Sometimes, it seems as if the nation’s public health mandarins are the only responsible adults in a country swarming with perpetual teenagers; and, as with teenagers or children, sometimes the adults can’t risk telling the whole truth.

Thus did Thomas Frieden, the director general of the Centers for Disease Control and Prevention, ever so subtly spin the results of a revealing analysis of the impact of four “low risk” lifestyle behaviors on health last month:

“If you want to lead a longer life and feel better, you should adopt healthy behaviors – not smoking, getting regular physical activity, eating healthy, and avoiding excessive alcohol use.”

So did that mean that moderate drinking actually improved your likelihood of living longer? Yes it did, even though Frieden couldn't quite bring himself to say so. CDC researchers used data from the 2006 National Health and Nutrition Examination Survey (NHANES III) to examine the impact of never having smoked, eating a healthy diet, adequate physical exercise, and moderate alcohol consumption on overall mortality and specific disease related mortality. They found that it pays to be good – or in the bloodless terminology of public health, it pays to follow “low-risk lifestyle behaviors:”

As the number of low-risk lifestyle behaviors increased, the risk of all-cause mortality and mortality from major cardiovascular disease and other causes decreased progressively. Compared with participants with no low-risk lifestyle behaviors, participants with 4 such behaviors were 63% less likely to dies, 66% less likely to die from a malignant neoplasm, 65% less likely to die from cardiovascular disease, and 57% less likely to die from other causes.

What happens if you take out moderate drinking? The study (published online ahead of print in the American Journal of Public Health) found that those people who reported one, two or three factors were 25 percent, 40 percent and 55 percent less likely to die (respectively) during the follow up period. Clearly, the contribution of moderate drinking to health was not trivial.

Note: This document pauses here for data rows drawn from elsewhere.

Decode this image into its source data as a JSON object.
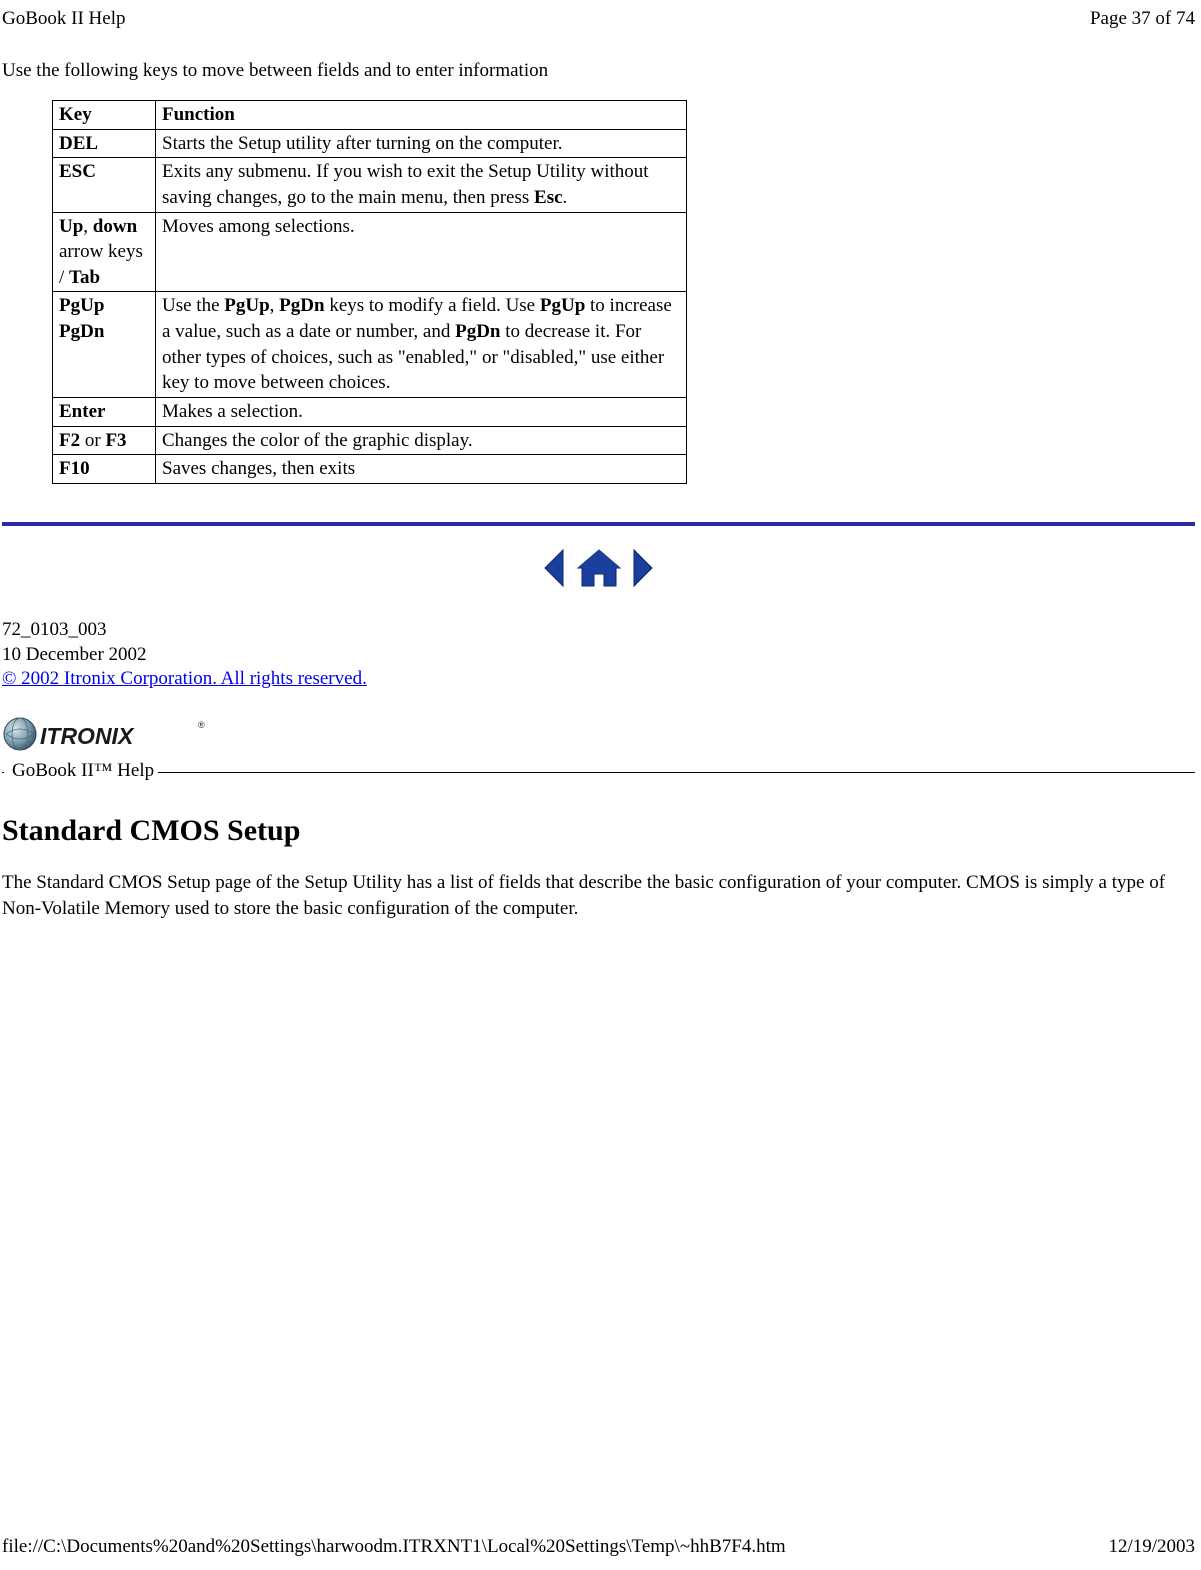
{
  "header": {
    "left": "GoBook II Help",
    "right": "Page 37 of 74"
  },
  "intro": "Use the following keys to move between fields and to enter information",
  "table": {
    "columns": [
      "Key",
      "Function"
    ],
    "rows": [
      {
        "key_parts": [
          {
            "t": "DEL",
            "b": true
          }
        ],
        "func_parts": [
          {
            "t": "Starts the Setup utility after turning on the computer.",
            "b": false
          }
        ]
      },
      {
        "key_parts": [
          {
            "t": "ESC",
            "b": true
          }
        ],
        "func_parts": [
          {
            "t": "Exits any submenu.  If you wish to exit the Setup Utility without saving changes, go to the main menu, then press ",
            "b": false
          },
          {
            "t": "Esc",
            "b": true
          },
          {
            "t": ".",
            "b": false
          }
        ]
      },
      {
        "key_parts": [
          {
            "t": "Up",
            "b": true
          },
          {
            "t": ", ",
            "b": false
          },
          {
            "t": "down",
            "b": true
          },
          {
            "t": " arrow keys / ",
            "b": false
          },
          {
            "t": "Tab",
            "b": true
          }
        ],
        "func_parts": [
          {
            "t": "Moves among selections.",
            "b": false
          }
        ]
      },
      {
        "key_parts": [
          {
            "t": "PgUp",
            "b": true
          },
          {
            "t": " ",
            "b": false
          },
          {
            "t": "PgDn",
            "b": true
          }
        ],
        "func_parts": [
          {
            "t": "Use the ",
            "b": false
          },
          {
            "t": "PgUp",
            "b": true
          },
          {
            "t": ", ",
            "b": false
          },
          {
            "t": "PgDn",
            "b": true
          },
          {
            "t": " keys to modify a field.  Use ",
            "b": false
          },
          {
            "t": "PgUp",
            "b": true
          },
          {
            "t": " to increase a value, such as a date or number, and ",
            "b": false
          },
          {
            "t": "PgDn",
            "b": true
          },
          {
            "t": " to decrease it.  For other types of choices, such as \"enabled,\" or \"disabled,\" use either key to move between choices.",
            "b": false
          }
        ]
      },
      {
        "key_parts": [
          {
            "t": "Enter",
            "b": true
          }
        ],
        "func_parts": [
          {
            "t": "Makes a selection.",
            "b": false
          }
        ]
      },
      {
        "key_parts": [
          {
            "t": "F2",
            "b": true
          },
          {
            "t": " or ",
            "b": false
          },
          {
            "t": "F3",
            "b": true
          }
        ],
        "func_parts": [
          {
            "t": "Changes the color of the graphic display.",
            "b": false
          }
        ]
      },
      {
        "key_parts": [
          {
            "t": "F10",
            "b": true
          }
        ],
        "func_parts": [
          {
            "t": "Saves changes, then exits",
            "b": false
          }
        ]
      }
    ]
  },
  "nav_icons": {
    "arrow_color": "#1a3f9e",
    "home_fill": "#1a3f9e",
    "home_roof": "#c0392b"
  },
  "divider_color": "#2a2aa8",
  "meta": {
    "ref": "72_0103_003",
    "date": "10 December 2002",
    "copyright": "© 2002 Itronix Corporation.  All rights reserved."
  },
  "logo": {
    "text": "ITRONIX",
    "globe_colors": {
      "outer": "#5a7a8a",
      "inner": "#8fb0c0",
      "highlight": "#d0e0e8"
    },
    "trademark": "®"
  },
  "section_label": "GoBook II™ Help",
  "section_heading": "Standard CMOS Setup",
  "body": "The Standard CMOS Setup page of the Setup Utility has a list of fields that describe the basic configuration of your computer.  CMOS is simply a type of Non-Volatile Memory used to store the basic configuration of the computer.",
  "footer": {
    "left": "file://C:\\Documents%20and%20Settings\\harwoodm.ITRXNT1\\Local%20Settings\\Temp\\~hhB7F4.htm",
    "right": "12/19/2003"
  }
}
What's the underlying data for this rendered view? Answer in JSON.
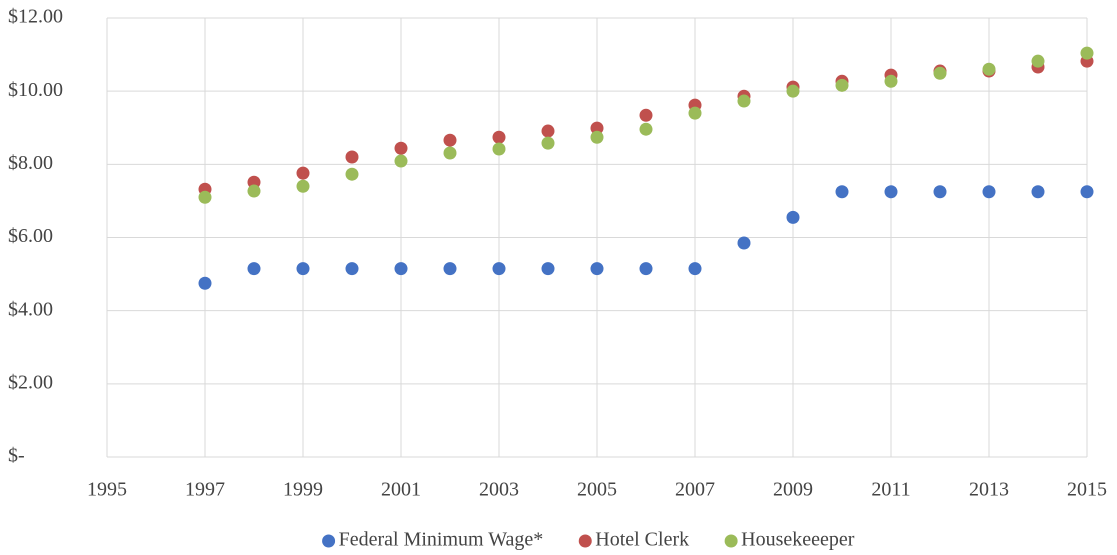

Though there are limitations to the NHANES data (there’s a lot of self-reporting), it’s the best health data we have on the U.S. population, and the findings tally with studies done elsewhere. Four, fairly basic factors, have a huge impact on health.

But it’s that fourth factor, the positive finding on moderate drinking (defined as two drinks for a guy, one for a gal, per day), that appears to be difficult for the CDC to swallow, leading to much throat clearing in the study itself about all the baleful effects of immoderate drinking, and then the evasive language in the CDC press release.

It will also upset those public health mandarins – notably New York City’s public health commissioner, Thomas Farley – who attack moderate drinking as being worse than excessive drinking and argue for polices to target moderation (yeah, sounds bizarre – but there’s a math to the madness, which you can read more about here).

At least one journalist was misled by the press release into a bit of righteous fulmination, until, that is, he read the study; but at least he was paying some attention: the CDC findings, released in the dead of August, have barely caused a ripple in the media. A blog post in Time and news pieces in Wine Spectator and the Times of Malta are among the few publications to report the findings - with the latter paper, perhaps given its Mediterranean perspective, headlining the news as, “Study recognizes moderate drinking."

And there’s the irony: the finding on moderate drinking is precisely what makes this study striking, in terms of news; and if the CDC wasn’t so squeamish about saying out straight that moderate drinking was associated with a positive effect on health, it might have captured the kind of public attention this study deserved.